This is an old revision of the document!


10. Context-Free Languages & Lexers

For each context-free grammar G:

  1. describe L(G)
  2. algoritmically construct a PDA that accepts the same language
  3. run the PDA on the given inputs
  4. is the grammar ambiguous? If yes, write a non ambiguous grammar that generates the same language

10.1.1 input: aaaabb
$ S \leftarrow aS | aSb | \epsilon $

Solution

Solution

The start symbol of the PDA is S.
The PDA will only have one state q and it will accept via empty stack.
For each nonterminal/rule $ A \leftarrow \gamma $ add a transition q —$(\epsilon, A/ \gamma)$–➤ q and for each terminal c add q —$(c, c/ \epsilon)$–➤ q

Thus, our PDA has the following transitions looping on state q:

  • $ \epsilon, S/aS $
  • $ \epsilon, S/aSb $
  • $ \epsilon, S/\epsilon $
  • $ a, a/\epsilon $
  • $ b, b/\epsilon $

Input: aaabb
(aaabb, q, S) ⇒ (aaabb, q, aSb) ⇒ (aabb, q, Sb) ⇒ (aabb, q, aSbb) ⇒ (abb, q, Sbb) ⇒ (abb, q, aSbb) ⇒ (bb, q, Sbb) ⇒ (bb, q, bb) ⇒ (b, q, b) ⇒ ($\epsilon$, q, $\epsilon$)

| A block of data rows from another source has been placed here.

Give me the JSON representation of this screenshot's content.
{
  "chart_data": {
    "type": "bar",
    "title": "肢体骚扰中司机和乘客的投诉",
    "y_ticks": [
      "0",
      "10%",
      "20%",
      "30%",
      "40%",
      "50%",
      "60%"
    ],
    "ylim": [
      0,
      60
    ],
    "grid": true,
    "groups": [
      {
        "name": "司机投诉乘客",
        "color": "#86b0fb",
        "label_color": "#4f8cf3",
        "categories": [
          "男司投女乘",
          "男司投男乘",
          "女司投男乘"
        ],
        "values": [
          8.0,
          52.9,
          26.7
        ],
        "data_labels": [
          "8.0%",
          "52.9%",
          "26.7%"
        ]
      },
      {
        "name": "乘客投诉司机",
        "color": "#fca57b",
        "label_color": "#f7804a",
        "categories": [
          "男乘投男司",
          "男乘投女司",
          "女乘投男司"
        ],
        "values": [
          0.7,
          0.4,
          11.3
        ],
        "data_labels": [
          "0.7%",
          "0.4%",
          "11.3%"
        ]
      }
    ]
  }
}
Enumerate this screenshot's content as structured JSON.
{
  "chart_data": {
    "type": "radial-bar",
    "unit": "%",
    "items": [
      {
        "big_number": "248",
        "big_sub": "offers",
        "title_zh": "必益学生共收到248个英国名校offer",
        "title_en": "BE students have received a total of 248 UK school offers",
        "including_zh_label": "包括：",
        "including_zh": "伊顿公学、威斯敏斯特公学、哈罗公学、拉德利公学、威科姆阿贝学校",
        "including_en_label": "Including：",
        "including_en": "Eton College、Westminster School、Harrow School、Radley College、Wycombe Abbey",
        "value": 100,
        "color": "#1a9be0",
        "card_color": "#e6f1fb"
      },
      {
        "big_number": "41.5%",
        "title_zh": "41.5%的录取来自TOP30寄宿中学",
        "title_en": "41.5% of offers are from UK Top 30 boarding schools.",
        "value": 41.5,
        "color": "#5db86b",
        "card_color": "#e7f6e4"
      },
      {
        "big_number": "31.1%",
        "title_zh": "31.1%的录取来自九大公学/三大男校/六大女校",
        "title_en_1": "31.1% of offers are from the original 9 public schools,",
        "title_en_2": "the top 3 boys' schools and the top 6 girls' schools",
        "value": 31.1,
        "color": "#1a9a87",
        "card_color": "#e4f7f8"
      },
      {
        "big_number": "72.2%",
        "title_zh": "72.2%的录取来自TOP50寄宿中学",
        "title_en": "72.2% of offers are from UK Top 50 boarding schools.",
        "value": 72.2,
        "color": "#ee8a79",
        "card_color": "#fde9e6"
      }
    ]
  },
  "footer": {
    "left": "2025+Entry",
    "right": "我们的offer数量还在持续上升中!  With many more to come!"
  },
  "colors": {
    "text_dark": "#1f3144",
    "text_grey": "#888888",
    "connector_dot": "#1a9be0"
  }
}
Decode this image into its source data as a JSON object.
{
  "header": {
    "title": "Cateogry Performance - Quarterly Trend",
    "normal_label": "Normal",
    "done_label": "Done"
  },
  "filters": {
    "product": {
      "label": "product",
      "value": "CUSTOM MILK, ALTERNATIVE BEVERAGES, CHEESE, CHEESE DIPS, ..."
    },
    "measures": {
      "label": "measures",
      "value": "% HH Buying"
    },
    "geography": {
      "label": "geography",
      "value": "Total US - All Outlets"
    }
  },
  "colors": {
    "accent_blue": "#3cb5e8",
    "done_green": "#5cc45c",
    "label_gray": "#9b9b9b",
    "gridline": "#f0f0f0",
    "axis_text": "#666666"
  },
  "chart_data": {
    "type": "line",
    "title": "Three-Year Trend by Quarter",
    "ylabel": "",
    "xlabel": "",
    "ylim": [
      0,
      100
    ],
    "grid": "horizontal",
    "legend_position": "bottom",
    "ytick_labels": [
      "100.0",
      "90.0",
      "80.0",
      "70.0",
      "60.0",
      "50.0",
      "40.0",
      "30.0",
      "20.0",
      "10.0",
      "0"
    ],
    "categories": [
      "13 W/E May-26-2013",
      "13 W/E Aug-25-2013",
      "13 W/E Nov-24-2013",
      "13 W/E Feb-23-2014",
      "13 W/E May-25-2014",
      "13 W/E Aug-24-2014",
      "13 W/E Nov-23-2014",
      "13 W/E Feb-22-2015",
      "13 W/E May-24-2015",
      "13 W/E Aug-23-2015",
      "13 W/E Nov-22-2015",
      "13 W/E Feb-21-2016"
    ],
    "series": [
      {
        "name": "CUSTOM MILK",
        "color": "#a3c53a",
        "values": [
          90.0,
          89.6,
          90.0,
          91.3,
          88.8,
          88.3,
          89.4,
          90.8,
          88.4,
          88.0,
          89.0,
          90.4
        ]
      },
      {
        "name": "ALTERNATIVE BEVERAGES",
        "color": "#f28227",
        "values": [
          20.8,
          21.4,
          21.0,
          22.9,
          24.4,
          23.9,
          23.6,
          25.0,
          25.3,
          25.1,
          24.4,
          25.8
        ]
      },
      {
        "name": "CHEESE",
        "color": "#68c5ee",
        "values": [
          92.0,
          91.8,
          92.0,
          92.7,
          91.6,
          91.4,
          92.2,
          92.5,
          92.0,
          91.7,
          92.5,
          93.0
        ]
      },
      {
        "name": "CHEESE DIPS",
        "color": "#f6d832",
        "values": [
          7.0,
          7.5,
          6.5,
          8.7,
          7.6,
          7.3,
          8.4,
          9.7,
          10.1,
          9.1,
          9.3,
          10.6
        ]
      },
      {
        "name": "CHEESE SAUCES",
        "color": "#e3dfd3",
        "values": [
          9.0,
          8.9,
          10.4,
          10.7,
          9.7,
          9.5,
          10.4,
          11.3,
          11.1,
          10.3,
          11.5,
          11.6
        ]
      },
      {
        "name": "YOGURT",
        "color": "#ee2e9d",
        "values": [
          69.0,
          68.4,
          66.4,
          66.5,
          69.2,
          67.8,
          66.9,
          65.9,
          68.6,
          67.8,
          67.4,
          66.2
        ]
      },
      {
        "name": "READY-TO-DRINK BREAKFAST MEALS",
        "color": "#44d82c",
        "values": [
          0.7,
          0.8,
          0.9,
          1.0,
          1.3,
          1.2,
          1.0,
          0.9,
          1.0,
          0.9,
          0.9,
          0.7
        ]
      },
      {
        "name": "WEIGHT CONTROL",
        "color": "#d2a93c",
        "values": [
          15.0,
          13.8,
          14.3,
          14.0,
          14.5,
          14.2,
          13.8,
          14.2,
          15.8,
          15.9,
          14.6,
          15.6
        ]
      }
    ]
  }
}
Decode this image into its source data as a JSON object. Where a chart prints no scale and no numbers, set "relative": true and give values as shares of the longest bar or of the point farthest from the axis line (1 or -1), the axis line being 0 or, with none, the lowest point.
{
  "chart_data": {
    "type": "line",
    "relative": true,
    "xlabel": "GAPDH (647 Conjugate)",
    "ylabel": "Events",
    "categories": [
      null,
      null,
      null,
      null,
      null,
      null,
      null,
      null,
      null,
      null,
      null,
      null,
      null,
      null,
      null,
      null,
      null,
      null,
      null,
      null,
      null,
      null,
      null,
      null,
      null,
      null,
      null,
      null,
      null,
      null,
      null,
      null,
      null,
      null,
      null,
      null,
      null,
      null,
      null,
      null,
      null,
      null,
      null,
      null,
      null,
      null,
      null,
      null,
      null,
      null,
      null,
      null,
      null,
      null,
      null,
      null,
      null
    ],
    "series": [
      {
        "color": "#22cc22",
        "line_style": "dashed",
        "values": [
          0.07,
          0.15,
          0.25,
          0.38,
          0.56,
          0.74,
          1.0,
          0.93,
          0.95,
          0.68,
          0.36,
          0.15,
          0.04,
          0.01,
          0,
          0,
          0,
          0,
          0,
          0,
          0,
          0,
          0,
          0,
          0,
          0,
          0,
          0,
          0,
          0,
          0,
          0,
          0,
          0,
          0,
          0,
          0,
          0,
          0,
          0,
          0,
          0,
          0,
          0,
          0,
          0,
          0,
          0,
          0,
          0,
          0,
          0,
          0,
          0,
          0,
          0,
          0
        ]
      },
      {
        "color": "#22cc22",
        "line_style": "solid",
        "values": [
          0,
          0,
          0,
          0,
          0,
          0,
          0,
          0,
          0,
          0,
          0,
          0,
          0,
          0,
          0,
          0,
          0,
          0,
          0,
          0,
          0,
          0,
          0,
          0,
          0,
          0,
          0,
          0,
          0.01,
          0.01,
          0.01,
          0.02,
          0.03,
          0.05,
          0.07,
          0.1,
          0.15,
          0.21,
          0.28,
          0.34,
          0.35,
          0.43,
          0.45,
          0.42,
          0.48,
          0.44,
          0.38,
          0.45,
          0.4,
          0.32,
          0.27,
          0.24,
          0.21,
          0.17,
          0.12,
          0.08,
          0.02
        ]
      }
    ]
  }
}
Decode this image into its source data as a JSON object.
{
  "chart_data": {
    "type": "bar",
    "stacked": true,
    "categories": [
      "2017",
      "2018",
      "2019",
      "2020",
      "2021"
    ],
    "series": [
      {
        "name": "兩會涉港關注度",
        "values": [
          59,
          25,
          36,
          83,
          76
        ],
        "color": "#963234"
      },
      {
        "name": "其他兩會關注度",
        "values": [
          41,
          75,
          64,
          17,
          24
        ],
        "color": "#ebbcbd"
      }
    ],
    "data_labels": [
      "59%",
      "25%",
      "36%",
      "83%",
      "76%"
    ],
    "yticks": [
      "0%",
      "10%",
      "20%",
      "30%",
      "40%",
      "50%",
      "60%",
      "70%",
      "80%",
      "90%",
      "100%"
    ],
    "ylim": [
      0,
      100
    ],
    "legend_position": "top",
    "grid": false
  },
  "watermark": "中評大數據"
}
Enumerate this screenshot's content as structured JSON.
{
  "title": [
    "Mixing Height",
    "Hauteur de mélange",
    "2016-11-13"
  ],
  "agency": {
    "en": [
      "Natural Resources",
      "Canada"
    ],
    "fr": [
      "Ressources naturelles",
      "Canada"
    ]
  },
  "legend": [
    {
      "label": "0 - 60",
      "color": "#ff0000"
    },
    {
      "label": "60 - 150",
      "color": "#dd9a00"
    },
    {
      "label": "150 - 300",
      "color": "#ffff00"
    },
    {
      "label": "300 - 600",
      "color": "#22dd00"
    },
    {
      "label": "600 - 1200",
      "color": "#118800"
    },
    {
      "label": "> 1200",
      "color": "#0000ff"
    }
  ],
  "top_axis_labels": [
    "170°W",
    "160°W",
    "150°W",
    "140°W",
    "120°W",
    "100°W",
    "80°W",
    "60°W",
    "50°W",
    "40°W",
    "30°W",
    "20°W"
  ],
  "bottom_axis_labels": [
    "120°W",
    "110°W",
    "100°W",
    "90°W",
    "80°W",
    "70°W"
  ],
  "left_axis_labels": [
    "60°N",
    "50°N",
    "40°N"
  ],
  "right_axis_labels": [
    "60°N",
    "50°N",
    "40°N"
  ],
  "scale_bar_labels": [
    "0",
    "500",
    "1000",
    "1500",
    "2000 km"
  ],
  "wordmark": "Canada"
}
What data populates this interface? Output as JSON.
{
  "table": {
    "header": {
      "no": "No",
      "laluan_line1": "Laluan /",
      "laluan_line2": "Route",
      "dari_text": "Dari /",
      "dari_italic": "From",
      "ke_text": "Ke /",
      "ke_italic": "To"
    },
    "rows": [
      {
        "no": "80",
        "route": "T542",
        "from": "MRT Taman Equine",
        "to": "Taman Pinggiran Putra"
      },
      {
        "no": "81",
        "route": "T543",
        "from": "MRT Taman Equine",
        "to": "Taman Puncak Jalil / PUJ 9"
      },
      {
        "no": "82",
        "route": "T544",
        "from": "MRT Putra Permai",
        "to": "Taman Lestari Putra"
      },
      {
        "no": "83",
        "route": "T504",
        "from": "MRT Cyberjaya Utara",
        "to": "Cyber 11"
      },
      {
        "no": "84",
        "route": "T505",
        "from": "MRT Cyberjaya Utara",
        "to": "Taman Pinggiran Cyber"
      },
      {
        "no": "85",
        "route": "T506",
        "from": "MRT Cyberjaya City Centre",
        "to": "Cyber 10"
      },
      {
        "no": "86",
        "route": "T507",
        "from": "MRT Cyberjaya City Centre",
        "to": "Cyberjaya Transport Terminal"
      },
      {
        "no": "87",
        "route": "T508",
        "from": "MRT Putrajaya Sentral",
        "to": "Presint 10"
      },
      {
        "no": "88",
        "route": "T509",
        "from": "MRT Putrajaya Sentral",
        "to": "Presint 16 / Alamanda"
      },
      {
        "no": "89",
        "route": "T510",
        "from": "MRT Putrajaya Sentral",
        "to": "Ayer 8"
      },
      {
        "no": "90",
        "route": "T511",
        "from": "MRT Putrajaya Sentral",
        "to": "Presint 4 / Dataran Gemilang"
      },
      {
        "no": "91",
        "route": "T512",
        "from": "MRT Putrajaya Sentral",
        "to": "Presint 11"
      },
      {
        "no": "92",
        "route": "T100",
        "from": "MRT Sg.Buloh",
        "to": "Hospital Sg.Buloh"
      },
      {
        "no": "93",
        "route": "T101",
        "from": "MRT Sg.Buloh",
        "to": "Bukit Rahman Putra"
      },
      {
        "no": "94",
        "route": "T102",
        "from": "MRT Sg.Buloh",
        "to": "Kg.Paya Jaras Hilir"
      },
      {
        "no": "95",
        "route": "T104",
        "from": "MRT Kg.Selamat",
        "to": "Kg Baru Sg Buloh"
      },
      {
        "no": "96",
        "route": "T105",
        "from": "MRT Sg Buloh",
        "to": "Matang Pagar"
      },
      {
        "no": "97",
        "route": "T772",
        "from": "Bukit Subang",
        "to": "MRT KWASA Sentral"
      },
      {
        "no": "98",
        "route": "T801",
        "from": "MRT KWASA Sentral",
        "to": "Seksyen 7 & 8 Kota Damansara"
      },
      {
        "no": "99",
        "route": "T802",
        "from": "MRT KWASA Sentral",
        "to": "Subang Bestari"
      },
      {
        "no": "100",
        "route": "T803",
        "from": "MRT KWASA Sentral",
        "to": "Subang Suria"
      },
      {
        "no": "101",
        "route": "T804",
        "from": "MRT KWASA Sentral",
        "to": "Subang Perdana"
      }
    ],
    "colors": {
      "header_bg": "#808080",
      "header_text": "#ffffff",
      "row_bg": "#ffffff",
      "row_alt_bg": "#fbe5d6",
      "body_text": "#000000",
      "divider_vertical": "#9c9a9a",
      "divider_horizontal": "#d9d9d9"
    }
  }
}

Is the grammar ambiguuous? yes, because there exist 2 different left-derivations for word aaabb
S ⇒ aSb ⇒ aaSbb ⇒ aaaSbb ⇒ aaabb
S ⇒ aS ⇒ aaSb ⇒ aaaSbb ⇒ aaabb

The accepted language is $ L(G) = \{a^{m}b^{n} | m \ge n \ge 0\} $

Repaired grammar:
$ S \leftarrow aS | A \\ A \leftarrow aAb | \epsilon $

10.1.2 input: abaaaaaa
$ S \leftarrow aAA \\ A \leftarrow aS | bS | a $

10.1.3 input: aaabbbbbccc
$ S \leftarrow ABC \\ A \leftarrow aA | \epsilon \\ B \leftarrow bbB | b \\ C \leftarrow cC | c $

Solution

Solution

The PDA has the following transitions looping on state q:

  • $ \epsilon, S/ABC $
  • $ \epsilon, A/aA $
  • $ \epsilon, A/\epsilon $
  • $ \epsilon, B/bbB $
  • $ \epsilon, B/b $
  • $ \epsilon, C/cC $
  • $ \epsilon, C/c $
  • $ a, a/\epsilon $
  • $ b, b/\epsilon $
  • $ c, c/\epsilon $

Input: aaabbbbbccc
(aaabbbbbccc, q, S) ⇒ (aaabbbbbccc, q, ABC) ⇒ (aaabbbbbccc, q, aABC) ⇒ (aabbbbbccc, q, ABC) ⇒ ⇒ (aabbbbbccc, q, aABC) ⇒ (abbbbbccc, q, ABC) ⇒ (aabbbbbccc, q, ABC) ⇒ (aabbbbbccc, q, aABC) ⇒ ⇒ (abbbbbccc, q, ABC) ⇒ ⇒ (abbbbbccc, q, aABC) ⇒ (bbbbbccc, q, ABC) ⇒ (bbbbbccc, q, BC) ⇒ (bbbbbccc, q, bbBC) ⇒ (bbbbccc, q, bBC) ⇒ (bbbccc, q, BC) ⇒ (bbbccc, q, bbBC) ⇒ (bbccc, q, bBC) ⇒ (bccc, q, BC) ⇒ (bccc, q, bC) ⇒ (ccc, q, C) ⇒ (ccc, q, cC) ⇒ (cc, q, C) ⇒ (cc, q, cC) ⇒ (c, q, C) ⇒ (c, q, c) ⇒ ($\epsilon$, q, $\epsilon$)

Is the grammar ambiguuous? no

The accepted language is $ L(G) = \{a^{m}b^{2n + 1}c^{p+1} | m,n,p \ge 0\} $

Given the following specs, construct the lexer DFA as presented in Lecture 14:

  • PAIRS: $ (10 | 01)* $
  • ONES: $ 1+ $
  • NO_CONSEC_ONE: $ (1 | \epsilon)(01 | 0)* $

Separate the following input strings into lexemes:

  • 010101
  • 1010101011
  • 01110101001
  • 01010111111001010
  • 1101101001111100001010011001